Earlier this week, CJ Chivers reported that US troops were exposed to decaying Iraqi chemical weapons on multiple occasions (accompanying video above):
In all, American troops secretly reported finding roughly 5,000 chemical warheads, shells or aviation bombs, according to interviews with dozens of participants, Iraqi and American officials, and heavily redacted intelligence documents obtained under the Freedom of Information Act.
The United States had gone to war declaring it must destroy an active weapons of mass destruction program. Instead, American troops gradually found and ultimately suffered from the remnants of long-abandoned programs, built in close collaboration with the West.
Murtaza Hussain pushes back on Iraq war supporters claiming vindication:
The inconvenient truth is that the U.S. was aware of the existence of such weapons at the Al Muthanna site as far back as 1991. Why? Because Al Muthanna was the site where the UN ordered Saddam Hussein to dispose of his declared chemical munitions in the first place.
Those weapons that could not safely be destroyed were sealed and left to decay on their own, which they did. The site was neither “active” nor “clandestine” – it was a declared munitions dump being used to hold the corroded weapons which Western powers themselves had in most cases helped Saddam procure.
The fact that people thoroughly invested in supporting the war apparently had no idea about this is in many ways emblematic of their complete cluelessness about the country which they helped destroy.
Jessica Schulberg argues along the same lines:
If the post-2003 discovery of a decaying chemical weapons program could serve as proof that the invasion was justified, the Bush White House would have seized the opportunity to proclaim so. By 2005, CIA weapons inspectors concluded in a 92-page report that the WMD investigation had “gone as far as feasible” and found no evidence of an active weapons program. The CIA report included an addendum: “military forces in Iraq may continue to find small numbers of degraded chemical weapons — most likely misplaced or improperly destroyed before the 1991 Gulf War.”
Despite that, Abe Greenwald claims that the NYT report “partially vindicates” Bush. He insists that “Saddam’s old chemical weapons were always cited as a danger in the run-up to the war”:
The 5,000 undeclared chemical weapons constitute one of the administration’s few intelligence victories in Iraq. Why, then, the secrecy? Perhaps because Iraq was a leaderless country swarming with jihadists and roiled by civil war, and advertising the amounts and whereabouts of chemical weapons would have made things much worse.

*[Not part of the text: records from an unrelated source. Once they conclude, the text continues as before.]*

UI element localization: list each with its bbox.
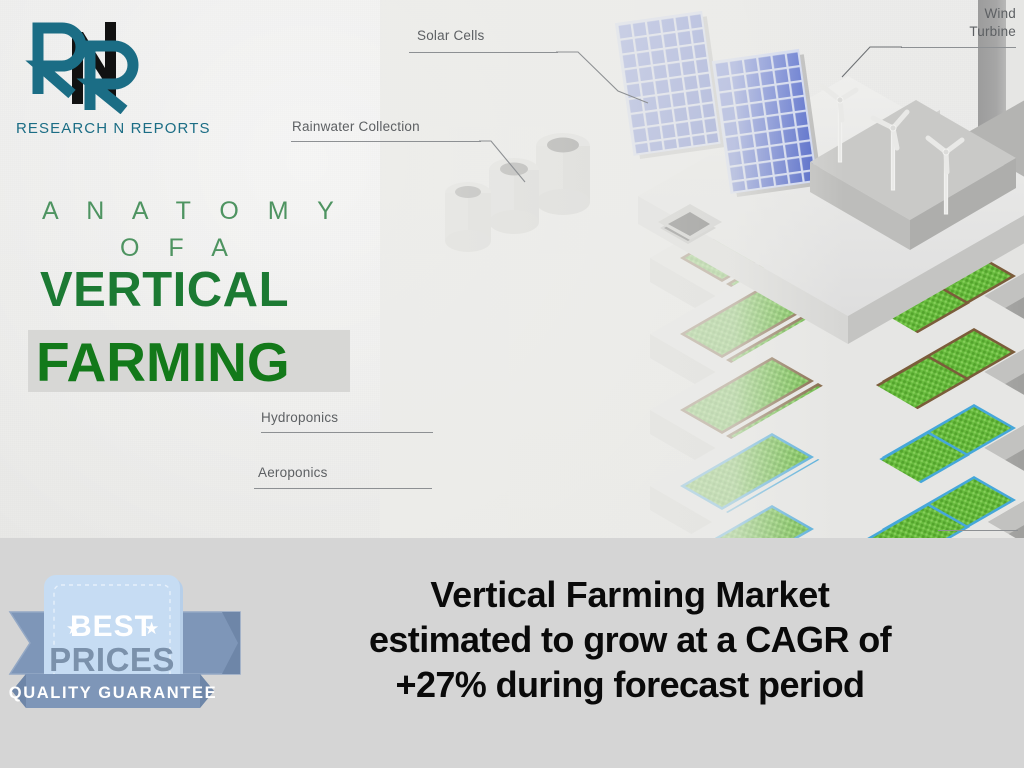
callout-label-wind-turbine-l1: Wind <box>940 6 1016 21</box>
title-anatomy: A N A T O M Y <box>42 197 345 226</box>
callout-label-hydroponics: Hydroponics <box>261 410 338 425</box>
callout-leader-wind-turbine <box>842 47 912 95</box>
infographic-panel: RESEARCH N REPORTS A N A T O M Y O F A V… <box>0 0 1024 538</box>
star-right-icon: ★ <box>144 619 159 638</box>
callout-rule-solar-cells <box>409 52 558 53</box>
headline-line-2: estimated to grow at a CAGR of <box>258 617 1002 662</box>
callout-rule-wind-turbine <box>901 47 1016 48</box>
poster-canvas: RESEARCH N REPORTS A N A T O M Y O F A V… <box>0 0 1024 768</box>
star-left-icon: ★ <box>66 619 81 638</box>
vertical-farm-illustration <box>380 0 1024 538</box>
callout-leader-rainwater <box>479 140 549 196</box>
callout-label-solar-cells: Solar Cells <box>417 28 484 43</box>
headline-line-3: +27% during forecast period <box>258 662 1002 707</box>
callout-rule-hydroponics <box>261 432 433 433</box>
headline-line-1: Vertical Farming Market <box>258 572 1002 617</box>
best-prices-badge: BEST ★ ★ PRICES QUALITY GUARANTEE <box>0 556 260 716</box>
title-of-a: O F A <box>120 234 239 263</box>
badge-guarantee-text: QUALITY GUARANTEE <box>9 684 217 702</box>
logo-wordmark: RESEARCH N REPORTS <box>16 120 211 137</box>
brand-logo[interactable]: RESEARCH N REPORTS <box>10 14 200 144</box>
badge-prices-text: PRICES <box>49 641 175 678</box>
callout-label-aeroponics: Aeroponics <box>258 465 328 480</box>
badge-best-text: BEST <box>70 610 154 643</box>
callout-leader-solar-cells <box>556 51 666 121</box>
title-farming: FARMING <box>36 330 290 394</box>
callout-label-rainwater: Rainwater Collection <box>292 119 420 134</box>
callout-label-wind-turbine-l2: Turbine <box>930 24 1016 39</box>
callout-rule-edge-stub <box>938 530 1018 531</box>
title-vertical: VERTICAL <box>40 262 289 318</box>
callout-rule-aeroponics <box>254 488 432 489</box>
callout-rule-rainwater <box>291 141 481 142</box>
headline: Vertical Farming Market estimated to gro… <box>258 572 1002 707</box>
badge-bottom-ribbon: QUALITY GUARANTEE <box>9 674 217 708</box>
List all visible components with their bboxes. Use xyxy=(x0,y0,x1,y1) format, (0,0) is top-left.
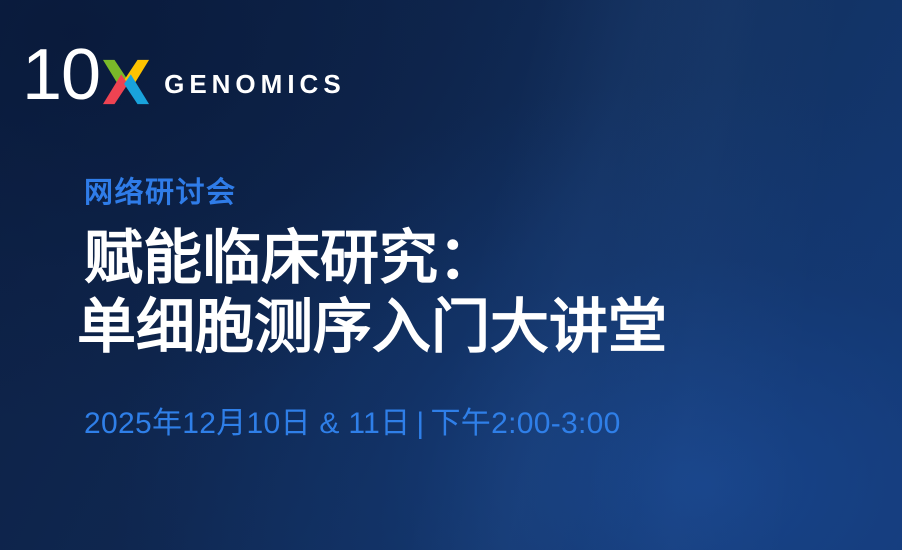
headline-line-1: 赋能临床研究： xyxy=(84,225,497,291)
headline-line-2: 单细胞测序入门大讲堂 xyxy=(77,293,884,362)
event-date-text: 2025年12月10日 & 11日 xyxy=(84,407,410,440)
event-time-text: 下午2:00-3:00 xyxy=(431,407,621,440)
datetime-separator: | xyxy=(410,407,430,441)
logo-number-text: 10 xyxy=(22,39,100,111)
banner-content: 网络研讨会 赋能临床研究： 单细胞测序入门大讲堂 2025年12月10日 & 1… xyxy=(84,178,884,442)
event-datetime: 2025年12月10日 & 11日|下午2:00-3:00 xyxy=(84,398,884,442)
brand-logo: 10 GENOMICS xyxy=(22,44,346,110)
logo-x-mark-icon xyxy=(102,58,150,106)
webinar-banner: 10 GENOMICS 网络研讨会 赋能临床研究： 单细胞测序入门大讲堂 202… xyxy=(0,0,902,550)
logo-wordmark-text: GENOMICS xyxy=(164,69,346,100)
page-title: 赋能临床研究： 单细胞测序入门大讲堂 xyxy=(84,224,884,362)
eyebrow-label: 网络研讨会 xyxy=(84,178,884,210)
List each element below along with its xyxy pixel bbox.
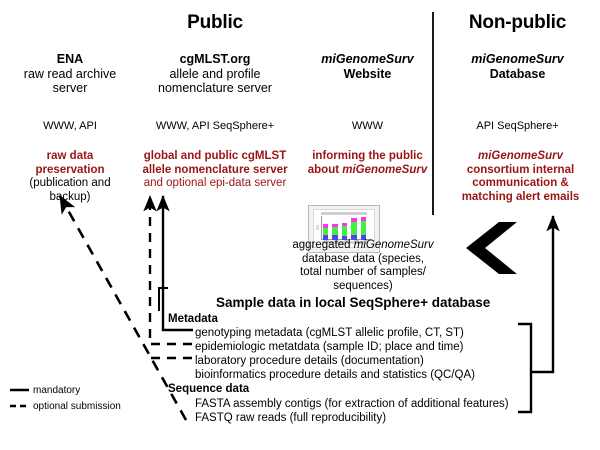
arrow-genotyping-to-cgmlst (163, 196, 193, 330)
chart-bar-1-seg-mid (323, 228, 329, 236)
diagram-canvas: Public Non-public ENA raw read archive s… (0, 0, 600, 450)
group-heading-metadata: Metadata (168, 313, 218, 325)
chart-bar-5 (361, 217, 367, 239)
aggregated-caption-line-1b: miGenomeSurv (354, 239, 434, 251)
aggregated-caption-line-4: sequences) (263, 280, 463, 294)
chart-thumbnail-plot-area (321, 216, 371, 240)
column-ena: ENA raw read archive server (5, 52, 135, 96)
column-database-title: Database (440, 67, 595, 82)
header-nonpublic: Non-public (440, 12, 595, 34)
column-website-title-italic: miGenomeSurv (300, 52, 435, 67)
column-cgmlst-access: WWW, API SeqSphere+ (125, 120, 305, 132)
aggregated-caption-line-2: database data (species, (263, 253, 463, 267)
chart-thumbnail-title-bar (321, 212, 367, 215)
header-public: Public (140, 12, 290, 34)
column-cgmlst-purpose-3: and optional epi-data server (122, 177, 308, 191)
column-website-title: Website (300, 67, 435, 82)
column-cgmlst-purpose: global and public cgMLST allele nomencla… (122, 150, 308, 191)
column-website-purpose-2a: about (308, 164, 343, 176)
column-ena-purpose-1: raw data (8, 150, 132, 164)
column-database-purpose: miGenomeSurv consortium internal communi… (443, 150, 598, 204)
legend-label-mandatory: mandatory (33, 385, 80, 396)
row-laboratory-procedure: laboratory procedure details (documentat… (195, 355, 424, 367)
aggregated-caption-line-1: aggregated miGenomeSurv (263, 239, 463, 253)
column-database-access: API SeqSphere+ (440, 120, 595, 132)
column-database: miGenomeSurv Database (440, 52, 595, 81)
column-website-purpose-2: about miGenomeSurv (295, 164, 440, 178)
chart-bar-1 (323, 224, 329, 239)
column-ena-title: ENA (5, 52, 135, 67)
row-fastq-raw-reads: FASTQ raw reads (full reproducibility) (195, 412, 386, 424)
column-ena-purpose-4: backup) (8, 191, 132, 205)
column-ena-purpose-2: preservation (8, 164, 132, 178)
column-database-title-italic: miGenomeSurv (440, 52, 595, 67)
aggregated-caption-line-1a: aggregated (292, 239, 353, 251)
column-cgmlst-subtitle-1: allele and profile (125, 67, 305, 82)
legend-label-optional: optional submission (33, 401, 121, 412)
column-website-purpose-1: informing the public (295, 150, 440, 164)
chart-bar-4 (351, 218, 357, 240)
chart-thumbnail-legend-box (316, 225, 319, 230)
column-database-purpose-3: communication & (443, 177, 598, 191)
sample-data-bracket-right (518, 324, 531, 412)
chart-bar-3-seg-mid (342, 226, 348, 235)
column-cgmlst-purpose-2: allele nomenclature server (122, 164, 308, 178)
column-database-purpose-2: consortium internal (443, 164, 598, 178)
column-cgmlst-purpose-1: global and public cgMLST (122, 150, 308, 164)
column-cgmlst-title: cgMLST.org (125, 52, 305, 67)
chart-bar-3 (342, 223, 348, 240)
row-epidemiologic-metadata: epidemiologic metatdata (sample ID; plac… (195, 341, 463, 353)
public-nonpublic-divider (432, 12, 434, 215)
chart-bar-5-seg-mid (361, 221, 367, 235)
row-fasta-contigs: FASTA assembly contigs (for extraction o… (195, 398, 509, 410)
group-heading-sequence-data: Sequence data (168, 383, 249, 395)
column-website: miGenomeSurv Website (300, 52, 435, 81)
aggregated-caption: aggregated miGenomeSurv database data (s… (263, 239, 463, 293)
row-bioinformatics-procedure: bioinformatics procedure details and sta… (195, 369, 475, 381)
chart-bar-2-seg-mid (332, 227, 338, 236)
column-ena-subtitle-2: server (5, 81, 135, 96)
sample-data-heading: Sample data in local SeqSphere+ database (216, 295, 490, 310)
column-website-purpose-2b: miGenomeSurv (342, 164, 427, 176)
column-cgmlst-subtitle-2: nomenclature server (125, 81, 305, 96)
chart-bar-4-seg-mid (351, 222, 357, 235)
column-ena-access: WWW, API (5, 120, 135, 132)
arrow-sample-data-to-database (531, 216, 553, 372)
column-website-access: WWW (300, 120, 435, 132)
column-database-purpose-1: miGenomeSurv (443, 150, 598, 164)
aggregated-caption-line-3: total number of samples/ (263, 266, 463, 280)
column-database-purpose-4: matching alert emails (443, 191, 598, 205)
column-ena-purpose: raw data preservation (publication and b… (8, 150, 132, 204)
chart-bar-2 (332, 224, 338, 240)
sample-data-bracket-left (159, 288, 168, 311)
column-website-purpose: informing the public about miGenomeSurv (295, 150, 440, 177)
row-genotyping-metadata: genotyping metadata (cgMLST allelic prof… (195, 327, 464, 339)
column-ena-purpose-3: (publication and (8, 177, 132, 191)
column-ena-subtitle-1: raw read archive (5, 67, 135, 82)
column-cgmlst: cgMLST.org allele and profile nomenclatu… (125, 52, 305, 96)
database-to-website-chevron-icon (466, 222, 517, 274)
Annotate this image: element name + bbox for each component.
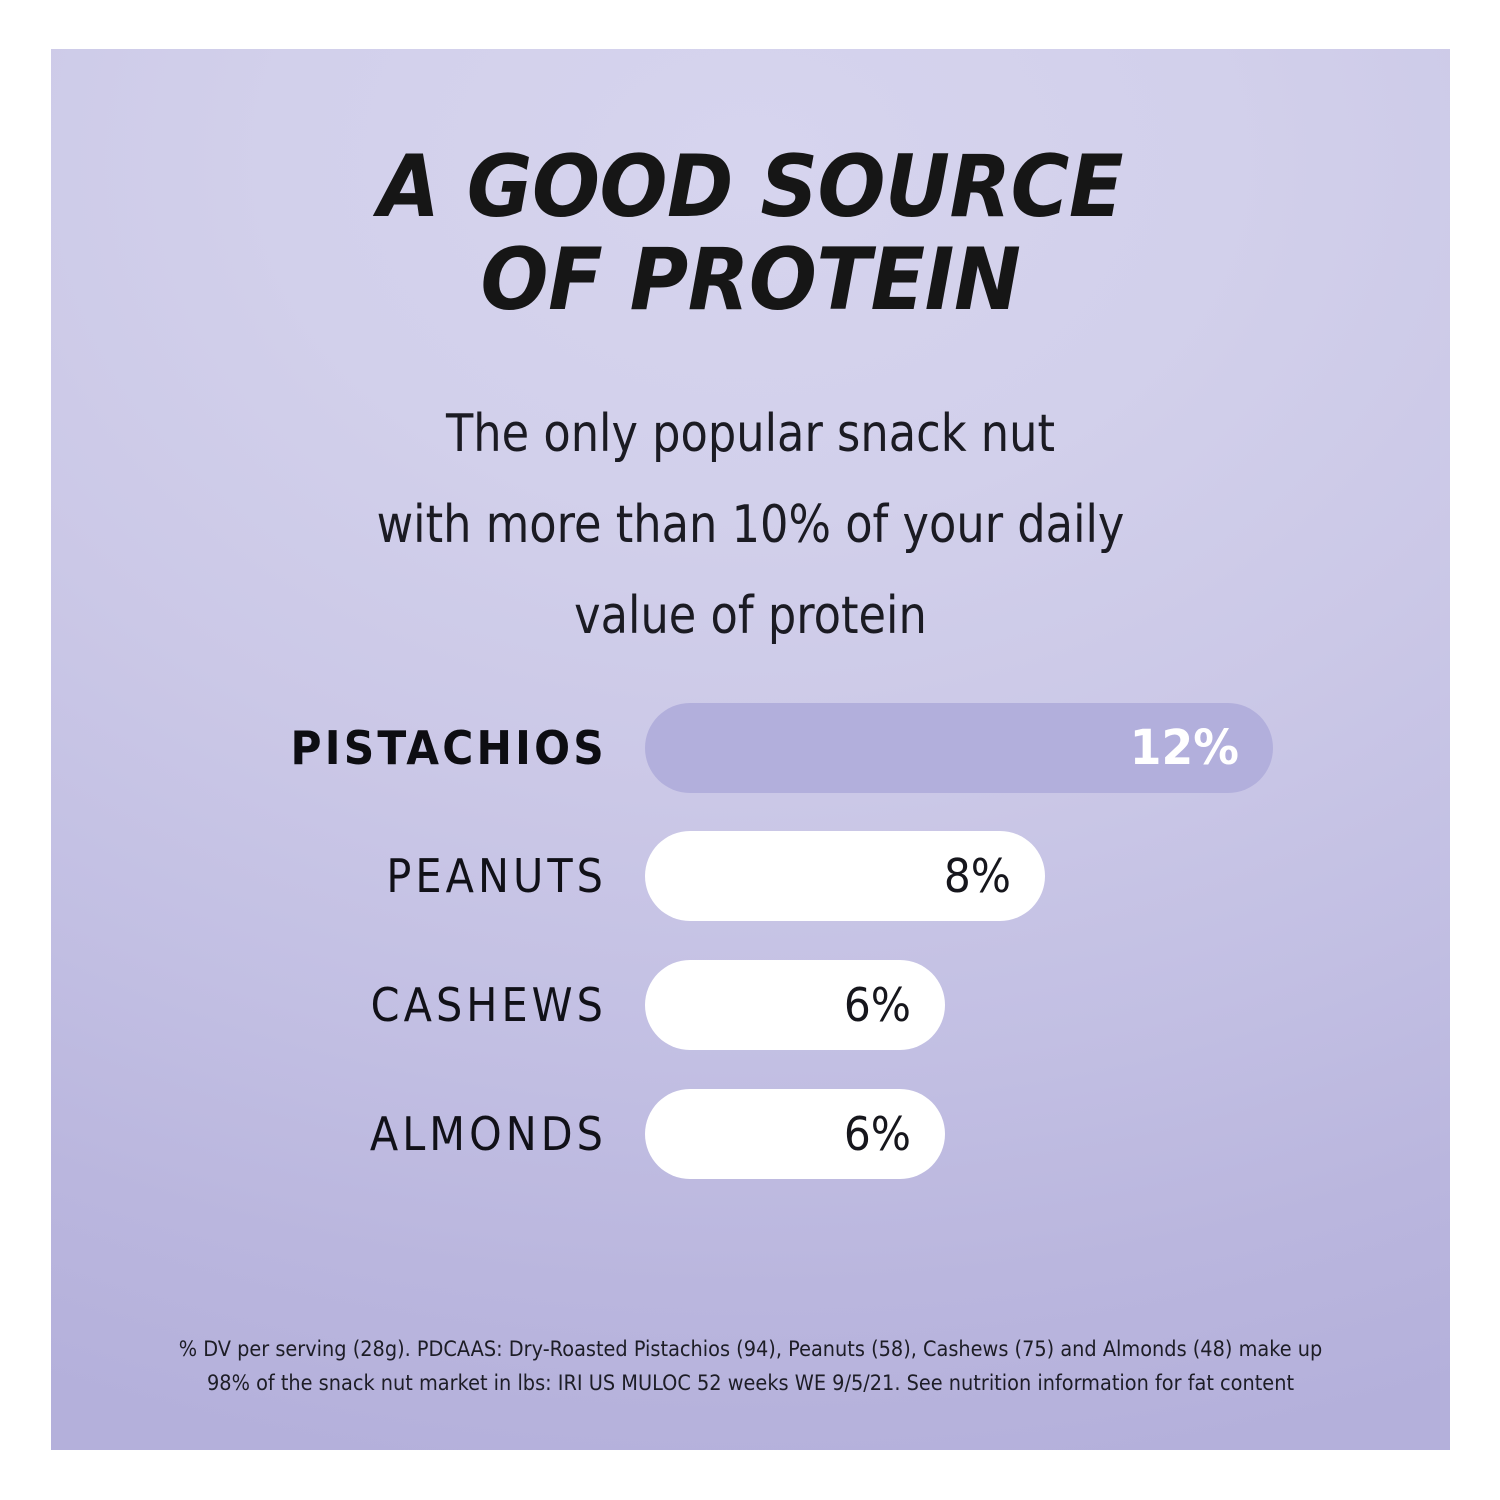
bar-track-peanuts: 8% — [645, 831, 1045, 921]
bar-label-almonds: ALMONDS — [107, 1089, 607, 1179]
bar-label-pistachios: PISTACHIOS — [95, 703, 607, 793]
bar-value-cashews: 6% — [844, 960, 911, 1050]
bar-value-pistachios: 12% — [1130, 703, 1239, 793]
protein-bar-chart: PISTACHIOS 12% PEANUTS 8% CASHEWS 6% ALM… — [51, 49, 1450, 1450]
bar-label-peanuts: PEANUTS — [107, 831, 607, 921]
bar-label-cashews: CASHEWS — [107, 960, 607, 1050]
bar-track-pistachios: 12% — [645, 703, 1273, 793]
footnote-line-1: % DV per serving (28g). PDCAAS: Dry-Roas… — [107, 1332, 1394, 1366]
bar-row-peanuts: PEANUTS 8% — [51, 831, 1450, 921]
bar-value-peanuts: 8% — [944, 831, 1011, 921]
bar-row-pistachios: PISTACHIOS 12% — [51, 703, 1450, 793]
protein-infographic-poster: A GOOD SOURCE OF PROTEIN The only popula… — [51, 49, 1450, 1450]
footnote: % DV per serving (28g). PDCAAS: Dry-Roas… — [107, 1332, 1394, 1400]
bar-track-almonds: 6% — [645, 1089, 945, 1179]
footnote-line-2: 98% of the snack nut market in lbs: IRI … — [107, 1366, 1394, 1400]
bar-row-almonds: ALMONDS 6% — [51, 1089, 1450, 1179]
bar-track-cashews: 6% — [645, 960, 945, 1050]
bar-value-almonds: 6% — [844, 1089, 911, 1179]
bar-row-cashews: CASHEWS 6% — [51, 960, 1450, 1050]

Kevin Drum, on the other hand, suspects the administration was acting politically:
Iraq had no active WMD program, and it was an embarrassment to the Bush administration that all they could find were old, rotting chemical weapons originally manufactured by the West. So they kept it a secret, even from troops in the field and military doctors. But lies beget lies, and American troops are the ones who paid the price. According to Chivers, “The government’s secrecy, victims and participants said, prevented troops in some of the war’s most dangerous jobs from receiving proper medical care and official recognition of their wounds.”
Today, the consequences of our lies continue to haunt us as the rotting carcasses of these weapons are apparently falling into the hands of ISIS.